在一种可选的实施方式中,孟德尔随机化分析数据库,包括:In an optional embodiment, the Mendelian randomization analysis database comprises:
数据存储模块,用于存储通过整合多种分子表型量性状位点数据集和全基因组关联分析数据集进行基因数据分析的孟德尔随机化分析结果和异质性独立工具分析结果。The data storage module is used to store the Mendelian randomization analysis results and heterogeneity independent tool analysis results of gene data analysis by integrating multiple molecular phenotypic trait locus data sets and whole genome association analysis data sets.

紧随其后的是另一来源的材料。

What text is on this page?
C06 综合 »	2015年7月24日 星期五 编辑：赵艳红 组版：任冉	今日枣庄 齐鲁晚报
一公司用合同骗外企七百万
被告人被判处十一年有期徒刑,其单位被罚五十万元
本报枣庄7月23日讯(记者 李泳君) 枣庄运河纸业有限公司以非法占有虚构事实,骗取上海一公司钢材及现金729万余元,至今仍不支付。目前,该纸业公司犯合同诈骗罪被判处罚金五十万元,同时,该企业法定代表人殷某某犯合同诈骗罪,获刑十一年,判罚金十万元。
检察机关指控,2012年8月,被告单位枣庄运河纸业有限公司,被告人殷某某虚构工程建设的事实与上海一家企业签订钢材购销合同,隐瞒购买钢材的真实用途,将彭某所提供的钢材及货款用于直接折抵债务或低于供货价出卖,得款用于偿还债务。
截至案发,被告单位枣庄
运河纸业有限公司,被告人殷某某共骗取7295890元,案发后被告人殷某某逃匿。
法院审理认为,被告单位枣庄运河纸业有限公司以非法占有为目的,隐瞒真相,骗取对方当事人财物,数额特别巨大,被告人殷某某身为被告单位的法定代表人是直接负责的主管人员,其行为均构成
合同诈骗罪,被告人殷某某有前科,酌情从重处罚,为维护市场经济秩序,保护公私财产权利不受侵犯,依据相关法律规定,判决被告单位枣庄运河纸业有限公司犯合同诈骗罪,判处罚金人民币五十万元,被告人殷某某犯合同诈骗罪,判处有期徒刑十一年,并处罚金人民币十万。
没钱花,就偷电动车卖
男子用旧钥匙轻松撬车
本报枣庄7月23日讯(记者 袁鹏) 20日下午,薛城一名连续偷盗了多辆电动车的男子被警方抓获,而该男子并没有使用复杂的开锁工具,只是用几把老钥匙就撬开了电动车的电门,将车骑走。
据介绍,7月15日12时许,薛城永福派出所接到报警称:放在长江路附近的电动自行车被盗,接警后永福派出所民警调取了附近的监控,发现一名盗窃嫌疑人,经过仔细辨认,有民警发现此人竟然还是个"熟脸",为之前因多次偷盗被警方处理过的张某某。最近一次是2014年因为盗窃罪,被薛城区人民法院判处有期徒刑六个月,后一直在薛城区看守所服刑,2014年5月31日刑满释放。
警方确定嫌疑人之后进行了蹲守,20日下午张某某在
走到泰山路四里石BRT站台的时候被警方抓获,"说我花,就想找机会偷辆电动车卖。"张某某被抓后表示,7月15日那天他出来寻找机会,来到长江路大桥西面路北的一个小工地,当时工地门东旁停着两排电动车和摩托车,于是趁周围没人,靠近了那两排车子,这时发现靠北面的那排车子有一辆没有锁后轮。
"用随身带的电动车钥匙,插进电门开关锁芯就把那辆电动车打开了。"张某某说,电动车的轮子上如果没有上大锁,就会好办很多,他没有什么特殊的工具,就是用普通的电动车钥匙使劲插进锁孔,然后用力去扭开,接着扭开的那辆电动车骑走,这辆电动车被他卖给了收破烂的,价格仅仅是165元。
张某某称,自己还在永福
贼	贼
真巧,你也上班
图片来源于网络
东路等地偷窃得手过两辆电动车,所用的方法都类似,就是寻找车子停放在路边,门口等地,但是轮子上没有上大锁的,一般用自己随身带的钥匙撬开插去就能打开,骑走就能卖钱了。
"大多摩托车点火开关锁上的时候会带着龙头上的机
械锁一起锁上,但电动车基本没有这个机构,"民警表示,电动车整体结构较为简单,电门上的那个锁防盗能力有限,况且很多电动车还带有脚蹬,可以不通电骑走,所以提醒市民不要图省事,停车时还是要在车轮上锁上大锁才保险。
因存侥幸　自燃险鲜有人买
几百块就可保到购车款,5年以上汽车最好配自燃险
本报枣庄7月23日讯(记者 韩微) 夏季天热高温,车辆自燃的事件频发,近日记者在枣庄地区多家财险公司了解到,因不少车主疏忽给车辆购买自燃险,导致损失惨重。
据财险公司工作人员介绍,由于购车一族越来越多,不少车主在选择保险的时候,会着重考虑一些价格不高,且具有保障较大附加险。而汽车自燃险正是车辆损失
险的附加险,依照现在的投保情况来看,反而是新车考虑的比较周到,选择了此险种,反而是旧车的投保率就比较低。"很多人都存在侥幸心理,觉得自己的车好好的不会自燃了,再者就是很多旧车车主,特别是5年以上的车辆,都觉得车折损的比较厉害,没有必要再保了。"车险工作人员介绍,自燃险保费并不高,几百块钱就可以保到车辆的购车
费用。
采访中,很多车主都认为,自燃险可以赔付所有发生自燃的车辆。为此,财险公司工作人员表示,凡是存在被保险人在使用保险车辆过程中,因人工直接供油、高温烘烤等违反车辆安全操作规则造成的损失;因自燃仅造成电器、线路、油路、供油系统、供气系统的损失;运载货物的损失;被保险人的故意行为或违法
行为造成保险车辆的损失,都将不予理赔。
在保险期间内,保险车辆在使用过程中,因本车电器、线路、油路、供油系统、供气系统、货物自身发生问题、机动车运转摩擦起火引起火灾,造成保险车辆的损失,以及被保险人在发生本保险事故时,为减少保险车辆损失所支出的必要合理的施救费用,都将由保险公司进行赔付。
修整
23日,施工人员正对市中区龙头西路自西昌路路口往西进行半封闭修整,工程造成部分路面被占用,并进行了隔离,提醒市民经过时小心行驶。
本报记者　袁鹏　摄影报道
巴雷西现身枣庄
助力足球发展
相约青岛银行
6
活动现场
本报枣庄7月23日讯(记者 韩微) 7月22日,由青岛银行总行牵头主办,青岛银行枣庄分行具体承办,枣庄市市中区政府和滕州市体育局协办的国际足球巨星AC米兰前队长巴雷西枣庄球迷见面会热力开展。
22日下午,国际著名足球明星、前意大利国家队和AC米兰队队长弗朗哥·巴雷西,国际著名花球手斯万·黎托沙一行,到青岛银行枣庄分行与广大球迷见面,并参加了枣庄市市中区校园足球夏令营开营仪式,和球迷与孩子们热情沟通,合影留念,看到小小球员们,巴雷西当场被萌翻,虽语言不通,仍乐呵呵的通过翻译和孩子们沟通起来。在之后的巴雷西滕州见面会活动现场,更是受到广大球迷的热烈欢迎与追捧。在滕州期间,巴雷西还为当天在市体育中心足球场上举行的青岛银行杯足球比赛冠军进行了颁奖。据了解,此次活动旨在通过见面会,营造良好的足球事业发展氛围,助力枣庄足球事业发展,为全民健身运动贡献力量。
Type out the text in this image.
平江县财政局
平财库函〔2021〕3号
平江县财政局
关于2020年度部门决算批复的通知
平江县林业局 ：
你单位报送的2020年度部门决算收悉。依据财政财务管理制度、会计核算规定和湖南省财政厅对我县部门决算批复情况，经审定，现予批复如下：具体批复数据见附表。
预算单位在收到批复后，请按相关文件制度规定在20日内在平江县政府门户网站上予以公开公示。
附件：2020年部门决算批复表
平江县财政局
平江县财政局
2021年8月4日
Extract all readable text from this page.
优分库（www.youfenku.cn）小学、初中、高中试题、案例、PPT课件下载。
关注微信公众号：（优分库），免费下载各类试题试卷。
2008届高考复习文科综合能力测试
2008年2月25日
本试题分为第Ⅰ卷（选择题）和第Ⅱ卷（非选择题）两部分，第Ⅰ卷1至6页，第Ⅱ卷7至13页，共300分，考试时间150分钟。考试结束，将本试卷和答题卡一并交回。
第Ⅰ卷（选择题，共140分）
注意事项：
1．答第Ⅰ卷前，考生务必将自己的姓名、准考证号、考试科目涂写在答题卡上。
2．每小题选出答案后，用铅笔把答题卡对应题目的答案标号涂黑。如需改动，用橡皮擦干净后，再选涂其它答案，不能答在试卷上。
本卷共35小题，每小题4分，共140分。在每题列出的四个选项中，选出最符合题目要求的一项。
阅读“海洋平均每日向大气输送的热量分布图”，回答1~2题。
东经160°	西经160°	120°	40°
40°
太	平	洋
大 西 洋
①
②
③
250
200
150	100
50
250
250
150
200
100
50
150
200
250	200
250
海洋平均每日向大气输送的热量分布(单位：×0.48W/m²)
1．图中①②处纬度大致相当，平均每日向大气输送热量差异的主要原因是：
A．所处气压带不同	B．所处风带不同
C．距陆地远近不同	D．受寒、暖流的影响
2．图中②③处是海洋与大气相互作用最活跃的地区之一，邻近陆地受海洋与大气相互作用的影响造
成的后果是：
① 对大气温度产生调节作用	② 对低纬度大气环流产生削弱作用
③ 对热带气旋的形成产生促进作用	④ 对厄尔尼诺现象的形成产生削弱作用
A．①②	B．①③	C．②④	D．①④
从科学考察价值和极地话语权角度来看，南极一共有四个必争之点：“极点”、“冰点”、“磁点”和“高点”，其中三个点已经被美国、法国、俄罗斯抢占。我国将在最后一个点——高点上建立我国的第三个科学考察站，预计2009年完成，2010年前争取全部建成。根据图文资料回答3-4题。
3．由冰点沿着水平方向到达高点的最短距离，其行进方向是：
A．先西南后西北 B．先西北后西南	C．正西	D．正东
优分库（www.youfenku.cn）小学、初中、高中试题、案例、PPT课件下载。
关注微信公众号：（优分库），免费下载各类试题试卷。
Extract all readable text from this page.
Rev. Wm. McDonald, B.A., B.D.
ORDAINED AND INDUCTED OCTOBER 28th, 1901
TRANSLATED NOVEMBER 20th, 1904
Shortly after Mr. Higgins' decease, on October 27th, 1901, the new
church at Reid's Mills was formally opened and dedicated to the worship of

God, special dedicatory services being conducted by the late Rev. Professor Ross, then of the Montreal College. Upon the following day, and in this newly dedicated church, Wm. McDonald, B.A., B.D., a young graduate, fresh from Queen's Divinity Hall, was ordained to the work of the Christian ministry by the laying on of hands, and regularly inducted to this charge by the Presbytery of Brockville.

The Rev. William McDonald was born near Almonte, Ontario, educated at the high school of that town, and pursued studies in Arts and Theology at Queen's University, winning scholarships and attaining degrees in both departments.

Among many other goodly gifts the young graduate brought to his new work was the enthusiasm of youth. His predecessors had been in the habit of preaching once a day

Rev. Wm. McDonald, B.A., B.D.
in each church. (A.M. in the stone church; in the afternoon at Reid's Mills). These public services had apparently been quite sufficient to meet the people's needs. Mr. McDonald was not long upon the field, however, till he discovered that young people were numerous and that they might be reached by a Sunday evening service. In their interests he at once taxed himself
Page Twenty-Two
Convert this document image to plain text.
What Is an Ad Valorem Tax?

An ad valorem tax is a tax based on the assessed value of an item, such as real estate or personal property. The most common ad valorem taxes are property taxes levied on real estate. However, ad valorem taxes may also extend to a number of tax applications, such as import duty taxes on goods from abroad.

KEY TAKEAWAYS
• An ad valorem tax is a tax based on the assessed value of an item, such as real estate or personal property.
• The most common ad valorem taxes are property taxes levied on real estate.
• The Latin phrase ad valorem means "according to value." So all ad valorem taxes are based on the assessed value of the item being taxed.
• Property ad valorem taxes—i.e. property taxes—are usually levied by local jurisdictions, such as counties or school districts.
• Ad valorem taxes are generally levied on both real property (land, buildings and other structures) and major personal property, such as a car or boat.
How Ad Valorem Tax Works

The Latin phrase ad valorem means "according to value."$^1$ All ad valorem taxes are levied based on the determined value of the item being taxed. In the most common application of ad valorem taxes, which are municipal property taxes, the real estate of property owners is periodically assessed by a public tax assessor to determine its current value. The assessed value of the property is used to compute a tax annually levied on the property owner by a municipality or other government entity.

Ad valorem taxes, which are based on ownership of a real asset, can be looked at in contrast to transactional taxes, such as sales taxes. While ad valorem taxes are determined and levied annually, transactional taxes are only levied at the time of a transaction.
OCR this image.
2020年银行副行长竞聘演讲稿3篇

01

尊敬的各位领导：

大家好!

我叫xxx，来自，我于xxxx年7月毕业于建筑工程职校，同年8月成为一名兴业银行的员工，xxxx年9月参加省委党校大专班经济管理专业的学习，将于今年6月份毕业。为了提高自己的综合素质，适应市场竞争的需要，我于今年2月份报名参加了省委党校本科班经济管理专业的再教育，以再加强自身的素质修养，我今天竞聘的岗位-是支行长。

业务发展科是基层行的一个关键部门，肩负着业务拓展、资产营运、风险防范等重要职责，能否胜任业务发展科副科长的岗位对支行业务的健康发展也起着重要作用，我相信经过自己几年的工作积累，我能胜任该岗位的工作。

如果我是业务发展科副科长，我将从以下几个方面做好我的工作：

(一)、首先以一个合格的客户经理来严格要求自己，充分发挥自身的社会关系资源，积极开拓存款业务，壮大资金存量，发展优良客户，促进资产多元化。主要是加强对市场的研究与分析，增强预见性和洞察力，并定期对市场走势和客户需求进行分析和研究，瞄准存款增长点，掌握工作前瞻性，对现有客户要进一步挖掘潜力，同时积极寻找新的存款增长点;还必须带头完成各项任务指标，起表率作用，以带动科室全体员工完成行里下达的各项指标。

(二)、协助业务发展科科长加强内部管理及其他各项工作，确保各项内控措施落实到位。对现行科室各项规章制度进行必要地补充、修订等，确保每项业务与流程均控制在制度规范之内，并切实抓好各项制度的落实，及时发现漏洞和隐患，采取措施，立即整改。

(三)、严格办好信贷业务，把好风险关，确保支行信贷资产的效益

在一种可选的实施方式中,孟德尔随机化分析数据库,还包括:In an optional embodiment, the Mendelian randomization analysis database further includes:
数据维护模块,用于实时更新和维护多种分子表型量性状位点数据集和全基因组关联分析数据集。The data maintenance module is used to update and maintain multiple molecular phenotypic trait loci data sets and whole genome association analysis data sets in real time.
在一种可选的实施方式中,孟德尔随机化分析数据库,还包括:In an optional embodiment, the Mendelian randomization analysis database further includes:
数据查询模块,用于支持目标用户查询目标基因序列的遗传变异分析结果;A data query module is used to support target users to query the genetic variation analysis results of target gene sequences;
数据可视化模块,用于支持目标用户登录至基因数据可视化显示模块显示目标基因序列的局部位点数据图。The data visualization module is used to support the target user to log in to the gene data visualization display module to display the local site data map of the target gene sequence.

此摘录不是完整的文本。